Building Helios: Fully trustless access to Ethereum

Noah Citron

One of the main reasons we use blockchains is trustlessness. This property promises to allow us self-sovereign access to our wealth and data. For the most part, blockchains like Ethereum have delivered on this promise — our assets are truly ours. 

However, there are concessions we’ve made for the sake of convenience. One such area is in our use of centralized RPC (remote procedure call) servers. Users typically access Ethereum through centralized providers like Alchemy. These companies run high-performance nodes on cloud servers so that others can easily access chain data. When a wallet queries its token balances or checks whether a pending transaction has been included in a block, it almost always does so through one of these centralized providers. 

The trouble with the existing system is that users need to trust the providers, and there is no way to verify the correctness of their queries.

Enter Helios, a Rust-based Ethereum light client we developed that provides fully trustless access to Ethereum. Helios — which uses Ethereum’s light client protocol, made possible by the recent switch to proof of stake — converts data from an untrusted centralized RPC provider into a verifiably safe, local RPC. Helios works together with centralized RPCs to make it possible to verify their authenticity without running a full node. 

The tradeoff between portability and decentralization is a common pain point, but our client – which we’ve made available to the public to build on and more – syncs in around two seconds, requires no storage, and allows users to access secure chain data from any device (including mobile phones and browser extensions). But what are the potential pitfalls of relying on centralized infrastructure? We cover how they might play out in this post, walk through our design decisions, and also outline a few ideas for others to contribute to the codebase.

The pitfalls of centralized infrastructure: theoretical creatures in Ethereum’s “dark forest”

A (theoretical) creature lurks in the dark forest. This one doesn’t hunt for its prey in the Ethereum mempool, but instead sets its traps by mimicking centralized infrastructure that we’ve come to rely on. The users who get caught in this trap don’t make any mistakes: They visit their favorite decentralized exchange, set a reasonable slippage tolerance, and buy and sell tokens as usual… They do everything right, but still fall victim to a new kind of sandwich attack, a trap meticulously set at the very entrance to Ethereum’s dark forest: RPC providers.

Before we elaborate, let’s look at how trades work on decentralized exchanges. When users send a swap transaction, they provide several parameters to the smart contract — which tokens to swap, the swap amount, and most importantly, the minimum number of tokens a user must receive for the transaction to go through. This last parameter specifies that the swap must satisfy a “minimum output,” or revert. This is often known as “slippage tolerance,” as it effectively sets the maximum price change that can occur between when the transaction is sent to the mempool and when it is included in a block. If this parameter is set too low, the user accepts the possibility of receiving fewer tokens. This situation can also lead to a sandwich attack, where an attacker effectively sandwiches the bid between two malicious swaps. The swaps drive up the spot price and forces the user’s trade to execute at a less favorable price.
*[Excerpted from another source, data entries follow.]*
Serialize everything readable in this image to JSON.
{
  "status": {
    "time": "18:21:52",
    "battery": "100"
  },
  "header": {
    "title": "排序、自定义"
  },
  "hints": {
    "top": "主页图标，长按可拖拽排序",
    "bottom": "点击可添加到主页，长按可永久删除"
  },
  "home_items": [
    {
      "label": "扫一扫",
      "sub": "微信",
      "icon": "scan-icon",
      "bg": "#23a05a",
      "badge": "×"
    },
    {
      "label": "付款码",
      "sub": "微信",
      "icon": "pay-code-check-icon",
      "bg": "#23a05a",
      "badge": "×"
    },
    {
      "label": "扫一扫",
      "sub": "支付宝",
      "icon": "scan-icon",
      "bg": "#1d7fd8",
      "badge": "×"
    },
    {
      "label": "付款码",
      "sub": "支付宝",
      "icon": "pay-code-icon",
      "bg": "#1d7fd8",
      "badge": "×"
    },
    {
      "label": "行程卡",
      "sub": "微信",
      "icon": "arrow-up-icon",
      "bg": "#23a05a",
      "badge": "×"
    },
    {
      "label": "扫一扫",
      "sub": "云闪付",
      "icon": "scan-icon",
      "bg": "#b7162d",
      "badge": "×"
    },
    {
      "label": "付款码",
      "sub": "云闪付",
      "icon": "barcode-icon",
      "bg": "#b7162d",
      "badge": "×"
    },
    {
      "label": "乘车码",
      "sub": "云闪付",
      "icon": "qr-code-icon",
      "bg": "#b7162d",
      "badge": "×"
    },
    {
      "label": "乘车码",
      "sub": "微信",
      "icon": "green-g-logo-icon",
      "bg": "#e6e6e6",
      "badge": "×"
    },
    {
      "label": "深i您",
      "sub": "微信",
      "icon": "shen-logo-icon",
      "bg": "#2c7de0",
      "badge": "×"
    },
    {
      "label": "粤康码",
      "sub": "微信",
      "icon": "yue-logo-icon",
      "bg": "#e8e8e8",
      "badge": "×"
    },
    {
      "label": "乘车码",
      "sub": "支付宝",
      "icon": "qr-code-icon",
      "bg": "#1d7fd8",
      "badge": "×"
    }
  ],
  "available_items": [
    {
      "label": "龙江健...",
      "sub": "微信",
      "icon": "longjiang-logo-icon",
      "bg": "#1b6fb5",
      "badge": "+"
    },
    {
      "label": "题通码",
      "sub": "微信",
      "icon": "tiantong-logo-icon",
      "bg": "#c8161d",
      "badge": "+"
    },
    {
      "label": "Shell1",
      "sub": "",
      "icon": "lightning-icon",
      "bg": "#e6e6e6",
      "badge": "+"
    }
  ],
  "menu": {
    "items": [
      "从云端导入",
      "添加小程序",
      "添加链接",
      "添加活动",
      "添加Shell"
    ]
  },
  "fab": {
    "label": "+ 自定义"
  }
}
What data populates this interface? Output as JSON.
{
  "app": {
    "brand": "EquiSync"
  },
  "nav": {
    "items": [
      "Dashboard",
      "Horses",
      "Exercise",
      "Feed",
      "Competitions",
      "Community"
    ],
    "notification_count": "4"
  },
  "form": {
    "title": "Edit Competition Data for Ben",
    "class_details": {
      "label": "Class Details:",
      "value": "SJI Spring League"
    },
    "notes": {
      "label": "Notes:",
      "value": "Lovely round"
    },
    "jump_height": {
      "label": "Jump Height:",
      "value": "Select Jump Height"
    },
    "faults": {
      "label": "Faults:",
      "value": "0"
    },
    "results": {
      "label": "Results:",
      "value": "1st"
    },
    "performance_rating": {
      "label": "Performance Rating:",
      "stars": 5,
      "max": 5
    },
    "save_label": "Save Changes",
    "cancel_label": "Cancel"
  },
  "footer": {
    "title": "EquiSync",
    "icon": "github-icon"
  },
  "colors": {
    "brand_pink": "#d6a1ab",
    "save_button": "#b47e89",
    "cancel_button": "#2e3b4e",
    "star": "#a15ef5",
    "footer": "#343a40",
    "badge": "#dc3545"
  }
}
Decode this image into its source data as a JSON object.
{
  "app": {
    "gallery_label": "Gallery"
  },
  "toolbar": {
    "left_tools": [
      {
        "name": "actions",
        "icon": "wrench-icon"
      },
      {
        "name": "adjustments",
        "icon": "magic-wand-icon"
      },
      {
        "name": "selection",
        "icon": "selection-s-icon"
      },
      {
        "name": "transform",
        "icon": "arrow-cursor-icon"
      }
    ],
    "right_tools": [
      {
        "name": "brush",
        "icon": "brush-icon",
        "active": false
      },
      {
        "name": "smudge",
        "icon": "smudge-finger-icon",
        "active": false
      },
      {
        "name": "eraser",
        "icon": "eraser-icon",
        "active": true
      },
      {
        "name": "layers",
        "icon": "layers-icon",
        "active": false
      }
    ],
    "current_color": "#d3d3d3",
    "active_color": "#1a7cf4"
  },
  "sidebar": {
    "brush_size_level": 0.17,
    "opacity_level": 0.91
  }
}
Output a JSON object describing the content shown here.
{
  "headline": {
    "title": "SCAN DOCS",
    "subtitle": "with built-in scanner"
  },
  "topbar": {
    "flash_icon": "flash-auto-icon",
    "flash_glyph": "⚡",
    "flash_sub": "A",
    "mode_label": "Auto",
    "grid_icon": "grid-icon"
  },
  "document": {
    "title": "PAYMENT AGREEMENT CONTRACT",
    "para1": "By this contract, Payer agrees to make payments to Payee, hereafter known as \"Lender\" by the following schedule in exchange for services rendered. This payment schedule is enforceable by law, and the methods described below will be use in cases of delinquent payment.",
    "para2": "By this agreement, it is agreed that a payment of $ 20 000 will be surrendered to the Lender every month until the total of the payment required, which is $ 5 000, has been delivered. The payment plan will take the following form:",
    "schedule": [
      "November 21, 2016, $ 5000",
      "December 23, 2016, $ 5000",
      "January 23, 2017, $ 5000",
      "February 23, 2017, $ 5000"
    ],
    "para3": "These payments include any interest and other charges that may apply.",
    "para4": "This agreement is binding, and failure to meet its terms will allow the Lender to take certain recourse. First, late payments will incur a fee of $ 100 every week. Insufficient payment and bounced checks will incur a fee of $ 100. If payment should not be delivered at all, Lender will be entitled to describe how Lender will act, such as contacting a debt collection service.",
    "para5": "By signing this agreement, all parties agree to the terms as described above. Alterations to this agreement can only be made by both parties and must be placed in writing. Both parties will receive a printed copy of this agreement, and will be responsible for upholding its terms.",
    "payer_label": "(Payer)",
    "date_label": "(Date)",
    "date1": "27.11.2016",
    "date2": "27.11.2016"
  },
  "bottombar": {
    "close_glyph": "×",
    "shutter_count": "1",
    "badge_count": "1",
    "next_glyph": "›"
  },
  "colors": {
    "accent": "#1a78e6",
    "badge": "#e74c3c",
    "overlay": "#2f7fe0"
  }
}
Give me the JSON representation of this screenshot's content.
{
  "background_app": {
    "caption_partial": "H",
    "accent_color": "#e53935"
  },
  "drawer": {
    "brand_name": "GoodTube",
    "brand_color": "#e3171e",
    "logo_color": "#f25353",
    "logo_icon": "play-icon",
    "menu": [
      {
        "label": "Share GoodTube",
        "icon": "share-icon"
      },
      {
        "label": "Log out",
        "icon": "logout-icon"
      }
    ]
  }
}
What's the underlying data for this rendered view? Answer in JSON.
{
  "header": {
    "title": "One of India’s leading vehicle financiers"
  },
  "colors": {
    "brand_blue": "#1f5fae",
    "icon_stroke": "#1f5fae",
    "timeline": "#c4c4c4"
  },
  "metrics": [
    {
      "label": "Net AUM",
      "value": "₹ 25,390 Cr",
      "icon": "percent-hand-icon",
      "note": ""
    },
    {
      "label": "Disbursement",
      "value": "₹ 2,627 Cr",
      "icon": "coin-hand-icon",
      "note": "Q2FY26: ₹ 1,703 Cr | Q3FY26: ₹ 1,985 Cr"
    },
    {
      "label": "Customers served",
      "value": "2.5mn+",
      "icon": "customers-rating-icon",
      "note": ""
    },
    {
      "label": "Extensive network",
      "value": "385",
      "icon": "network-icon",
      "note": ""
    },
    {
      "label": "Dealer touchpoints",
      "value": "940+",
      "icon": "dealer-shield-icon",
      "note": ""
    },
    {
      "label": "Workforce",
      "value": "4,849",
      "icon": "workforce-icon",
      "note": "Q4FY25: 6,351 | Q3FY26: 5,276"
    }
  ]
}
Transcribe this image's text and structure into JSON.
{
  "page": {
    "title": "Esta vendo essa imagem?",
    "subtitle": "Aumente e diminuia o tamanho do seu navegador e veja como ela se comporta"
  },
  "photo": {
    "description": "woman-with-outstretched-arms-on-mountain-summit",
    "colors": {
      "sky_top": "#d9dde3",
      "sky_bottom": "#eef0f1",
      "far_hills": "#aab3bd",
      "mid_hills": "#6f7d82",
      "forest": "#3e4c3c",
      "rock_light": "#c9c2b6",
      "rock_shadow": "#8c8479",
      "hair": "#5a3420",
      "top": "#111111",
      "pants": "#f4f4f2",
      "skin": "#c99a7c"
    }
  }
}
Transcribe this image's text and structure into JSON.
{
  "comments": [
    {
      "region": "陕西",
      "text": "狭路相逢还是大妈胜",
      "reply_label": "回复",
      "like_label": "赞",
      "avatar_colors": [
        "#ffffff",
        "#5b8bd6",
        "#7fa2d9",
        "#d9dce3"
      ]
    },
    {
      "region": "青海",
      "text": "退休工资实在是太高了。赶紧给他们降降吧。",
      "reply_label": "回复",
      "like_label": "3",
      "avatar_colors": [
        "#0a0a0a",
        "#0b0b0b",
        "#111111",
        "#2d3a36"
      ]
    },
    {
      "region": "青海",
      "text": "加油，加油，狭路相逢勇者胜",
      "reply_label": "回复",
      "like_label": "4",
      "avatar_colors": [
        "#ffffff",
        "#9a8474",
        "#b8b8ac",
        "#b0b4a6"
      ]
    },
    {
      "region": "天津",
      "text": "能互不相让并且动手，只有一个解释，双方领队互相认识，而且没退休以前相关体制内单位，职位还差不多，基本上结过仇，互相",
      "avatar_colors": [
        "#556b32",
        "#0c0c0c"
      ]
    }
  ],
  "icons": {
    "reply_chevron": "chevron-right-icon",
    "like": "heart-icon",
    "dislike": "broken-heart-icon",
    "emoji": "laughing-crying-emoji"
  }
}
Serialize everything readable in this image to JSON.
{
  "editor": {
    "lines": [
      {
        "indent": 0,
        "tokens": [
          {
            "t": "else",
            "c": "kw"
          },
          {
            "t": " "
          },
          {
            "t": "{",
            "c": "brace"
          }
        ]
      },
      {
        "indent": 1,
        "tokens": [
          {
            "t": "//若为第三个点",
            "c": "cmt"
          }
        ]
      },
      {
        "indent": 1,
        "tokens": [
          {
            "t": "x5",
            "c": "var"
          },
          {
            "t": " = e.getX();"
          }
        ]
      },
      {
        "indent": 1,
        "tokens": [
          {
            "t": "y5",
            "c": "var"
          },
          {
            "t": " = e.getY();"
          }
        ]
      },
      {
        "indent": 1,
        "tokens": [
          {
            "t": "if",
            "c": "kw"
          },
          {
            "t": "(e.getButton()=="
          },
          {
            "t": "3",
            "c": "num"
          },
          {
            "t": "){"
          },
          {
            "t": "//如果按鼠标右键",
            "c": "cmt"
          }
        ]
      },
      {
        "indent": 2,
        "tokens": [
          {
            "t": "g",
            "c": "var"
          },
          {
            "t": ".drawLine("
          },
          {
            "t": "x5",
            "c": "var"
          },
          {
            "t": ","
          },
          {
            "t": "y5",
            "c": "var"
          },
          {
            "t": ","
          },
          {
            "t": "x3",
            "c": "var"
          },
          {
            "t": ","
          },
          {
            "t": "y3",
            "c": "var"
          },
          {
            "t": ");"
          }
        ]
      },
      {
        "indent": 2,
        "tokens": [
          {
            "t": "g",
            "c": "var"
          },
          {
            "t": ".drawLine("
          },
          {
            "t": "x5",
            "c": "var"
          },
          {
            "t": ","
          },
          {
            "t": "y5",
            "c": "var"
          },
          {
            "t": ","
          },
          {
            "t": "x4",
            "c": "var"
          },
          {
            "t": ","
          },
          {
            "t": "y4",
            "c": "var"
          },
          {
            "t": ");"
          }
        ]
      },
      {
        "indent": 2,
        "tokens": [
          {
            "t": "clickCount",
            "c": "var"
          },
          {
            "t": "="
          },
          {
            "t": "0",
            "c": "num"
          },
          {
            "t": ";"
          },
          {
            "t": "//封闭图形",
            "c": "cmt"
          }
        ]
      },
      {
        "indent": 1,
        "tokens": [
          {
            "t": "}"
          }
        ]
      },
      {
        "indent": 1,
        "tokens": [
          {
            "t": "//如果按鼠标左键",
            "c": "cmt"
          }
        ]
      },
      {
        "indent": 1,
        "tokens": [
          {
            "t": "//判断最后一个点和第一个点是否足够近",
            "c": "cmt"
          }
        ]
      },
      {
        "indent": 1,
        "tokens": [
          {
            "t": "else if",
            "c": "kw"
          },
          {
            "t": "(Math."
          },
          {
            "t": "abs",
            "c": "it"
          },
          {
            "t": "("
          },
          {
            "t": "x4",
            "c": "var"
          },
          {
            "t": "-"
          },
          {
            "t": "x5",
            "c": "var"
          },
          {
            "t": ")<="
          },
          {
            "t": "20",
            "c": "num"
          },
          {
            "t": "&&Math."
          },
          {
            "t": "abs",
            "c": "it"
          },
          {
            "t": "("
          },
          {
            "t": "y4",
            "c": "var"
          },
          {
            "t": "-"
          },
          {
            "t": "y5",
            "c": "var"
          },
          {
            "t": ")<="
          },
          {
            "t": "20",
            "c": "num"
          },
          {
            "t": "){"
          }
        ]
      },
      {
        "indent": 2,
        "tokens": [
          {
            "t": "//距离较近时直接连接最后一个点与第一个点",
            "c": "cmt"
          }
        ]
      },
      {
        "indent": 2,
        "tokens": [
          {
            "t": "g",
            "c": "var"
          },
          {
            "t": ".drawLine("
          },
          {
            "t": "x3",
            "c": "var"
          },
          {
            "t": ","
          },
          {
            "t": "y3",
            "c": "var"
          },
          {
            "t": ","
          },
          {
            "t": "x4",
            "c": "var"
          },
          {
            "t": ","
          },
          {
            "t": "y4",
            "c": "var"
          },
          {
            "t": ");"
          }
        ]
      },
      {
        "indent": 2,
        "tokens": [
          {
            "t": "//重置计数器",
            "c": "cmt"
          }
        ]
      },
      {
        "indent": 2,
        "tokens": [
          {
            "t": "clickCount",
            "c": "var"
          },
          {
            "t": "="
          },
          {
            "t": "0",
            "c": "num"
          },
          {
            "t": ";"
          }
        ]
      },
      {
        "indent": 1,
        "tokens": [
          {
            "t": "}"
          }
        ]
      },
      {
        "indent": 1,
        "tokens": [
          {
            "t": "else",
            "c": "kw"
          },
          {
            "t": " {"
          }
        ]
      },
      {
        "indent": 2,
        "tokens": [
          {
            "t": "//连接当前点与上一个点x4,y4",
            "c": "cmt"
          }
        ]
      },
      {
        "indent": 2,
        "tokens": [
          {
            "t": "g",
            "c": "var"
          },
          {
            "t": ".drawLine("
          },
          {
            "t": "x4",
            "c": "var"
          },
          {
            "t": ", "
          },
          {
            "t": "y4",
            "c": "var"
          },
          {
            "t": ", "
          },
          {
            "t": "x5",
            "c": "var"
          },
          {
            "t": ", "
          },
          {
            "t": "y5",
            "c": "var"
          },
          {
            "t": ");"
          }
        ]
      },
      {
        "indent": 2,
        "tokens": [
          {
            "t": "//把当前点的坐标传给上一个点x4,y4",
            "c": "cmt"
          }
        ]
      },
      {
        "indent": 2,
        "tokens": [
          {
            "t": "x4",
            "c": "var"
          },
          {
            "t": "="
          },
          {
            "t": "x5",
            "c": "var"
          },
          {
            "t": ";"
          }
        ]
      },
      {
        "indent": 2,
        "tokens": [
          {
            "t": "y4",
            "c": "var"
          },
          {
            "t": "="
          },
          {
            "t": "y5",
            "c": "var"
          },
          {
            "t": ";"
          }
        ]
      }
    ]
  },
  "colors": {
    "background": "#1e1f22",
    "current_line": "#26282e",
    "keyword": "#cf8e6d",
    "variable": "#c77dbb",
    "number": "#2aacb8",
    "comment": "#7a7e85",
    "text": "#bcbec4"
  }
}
The attacker then sells immediately to collect a small profit.

So long as this minimum output parameter is set near the fair value, you are safe from sandwich attacks. But what if your RPC provider doesn’t provide an accurate price quote from the decentralized exchange smart contract? A user can then be tricked into signing a swap transaction with a lower minimum output parameter, and, to make matters worse, sends the transaction straight to the malicious RPC provider. Instead of broadcasting this transaction to the public mempool, where dozens of bots compete to perform the sandwich attack, the provider can withhold it and send the attack transaction bundle directly to Flashbots, securing the profits for themselves.

The root cause of this attack is trusting somebody else to fetch the state of the blockchain. Experienced users have traditionally solved this problem by running their own Ethereum nodes — a time and resource-intensive endeavor that, at the very least, requires a constantly-online machine, hundreds of gigabytes of storage, and around a day to sync from scratch. This process is certainly easier than it used to be; groups like Ethereum on ARM have worked tirelessly to make it possible to run nodes on low-cost hardware (such as a Raspberry Pi with an external hard drive strapped to it). But even with these relatively minimal requirements, running a node is still difficult for most users, particularly for those using mobile devices.

It’s important to note that centralized RPC provider attacks, although entirely plausible, are generally simple phishing attacks — and the one we describe has yet to happen. Even though the track records of larger providers like Alchemy give us little reason to doubt them, it’s worth doing some further research before adding unfamiliar RPC providers to your wallet.

Introducing Helios: fully trustless access to Ethereum

By introducing its light client protocol (made possible by the recent switch to Proof of Stake), Ethereum opened exciting new possibilities for quickly interacting with the blockchain and verifying RPC endpoints with minimal hardware requirements. In the month’s since The Merge, we’ve seen a new crop of light clients emerge independently of each other (Lodestar, Nimbus, and the JavaScript-based Kevlar) that have taken different approaches in service of the same goal: efficient and trustless access, without using a full node.

Our solution, Helios, is an Ethereum light client that syncs in around two seconds, requires no storage, and provides fully trustless access to Ethereum. Like all Ethereum clients, Helios consists of an execution layer and a consensus layer. Unlike most other clients, Helios tightly couples both layers so that users only need to install and run a single piece of software. (Erigon is moving in this direction as well, by adding a consensus layer light client built directly into their archive node). 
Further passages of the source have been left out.